As we were going out for the evening I decided that it would be a good idea to clean the car. One of the disadvantages of living in rural France is that the lanes and roads around us are always filthy with mud from tractors and sometimes worse when the dung spreader has been past. This all seems to transfer itself onto the car which has a coating of brown. We also use the car to transport excess garden waste to the local recycling tip. Added to this we have three cats who seem to delight in walking over wet grass, then crossing the shed area which is covered in dried earth. This of course coats their paws with a fine layer of mud which they then transfer onto the car by walking up over the bonnet and across the roof before settling down for a sleep. So the car gets very dirty.

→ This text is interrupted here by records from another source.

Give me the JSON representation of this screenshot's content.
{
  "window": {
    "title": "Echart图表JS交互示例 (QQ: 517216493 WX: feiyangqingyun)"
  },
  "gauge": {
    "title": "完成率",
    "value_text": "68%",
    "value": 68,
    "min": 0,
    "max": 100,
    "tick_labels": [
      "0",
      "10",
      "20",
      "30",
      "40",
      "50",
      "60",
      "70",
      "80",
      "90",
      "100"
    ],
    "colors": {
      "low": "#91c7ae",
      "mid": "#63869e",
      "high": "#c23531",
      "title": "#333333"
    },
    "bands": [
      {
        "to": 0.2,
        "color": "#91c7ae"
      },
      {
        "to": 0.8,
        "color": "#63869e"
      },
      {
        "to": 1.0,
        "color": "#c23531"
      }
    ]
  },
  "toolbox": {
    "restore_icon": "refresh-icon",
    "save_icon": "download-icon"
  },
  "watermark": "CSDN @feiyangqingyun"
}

So yesterday I decided to (897890 – this secret code has just been typed by Archie who walked across the keyboard) clean the car both inside and outside. I finished the cleaning at about 3pm and went in doors for a cup of tea. Mrs. Parish did her usual joke in these circumstances in asking whose car was in our courtyard as she didn’t recognise it. Any way once I had had my tea I went to move the car and low and behold there across the car was a set of brown cat paw prints, they started on the bonnet, went up the windscreen across the roof of the car and then there were prints where a cat had slid down the back!! I was not impressed. By the end of the afternoon there were two cats asleep on the car roof!!

Cats and paw prints making car dirty again

Regular readers will know that our cats are thieves and scroungers as far as food is concerned and that we have to guard any food which is outside the fridge to protect it from prowling cats. Meal times can require additional vigilance as the cats sit on the dining chairs and try to get onto our laps, just so they can be a bit closer to the food. Any laxity on our part and the cats will strike. We are getting increasingly good at anticipating cat behaviour and denying them opportunities for food theft. In the week Moggie came up with an entirely new and cunning plan. One perhaps he had not fully thought through.

Underneath one of our worktops is a small pedal bin into which we put our food waste which cannot be recycled. It is behind a curtain and we flick back the curtain and tip the waste into the bin. Moggie’s cunning plan was to get behind the curtain and sit on the pedal bin, thus being in the right place to intercept the food on the way to the bin. Moggie is not the brightest of cats and had not considered was the reason it is called a pedal bin! And that before we tip the food waste we put a foot on the pedal and the lid flips up, which of course would have sent Moggie flying backwards just as the food disappeared into the bin. Nice try Moggie!!

Moggie's cunning plan

I read during the week that many blogs have arrangements with commercial sponsors and as a consequence give mentions in the blog to their sponsors’ products in a surreptitious way. I would like to reassure readers that no products have been mentioned in this blog either surreptitiously or not. However if there are any commercial interests who would like to sponsor me I could quite easily and casually mention the names of wine producers, whisky distillers or cheese makers for example. I think the value of such endorsements by this blog would be worth a lot to such commercial ventures and they should contact me accordingly!!

The cats have now been fed, properly with a particular variety of French tinned cat food and are now settling down for a few hours inside time before having supper (French cat crunchy make). While I have some peace and quiet to finish the blog typing the blog into a particular make of laptop computer which uses a well known operating system. While doing this I will be making myself an aperitif probably with a brand of cassis and a white wine from a famous vineyard. There will be wine with dinner and perhaps a little whisky at the end as a digestif. You will probably have noticed the subtlety with which I have introduced the opportunities for product placement. I wait for the stream of offers.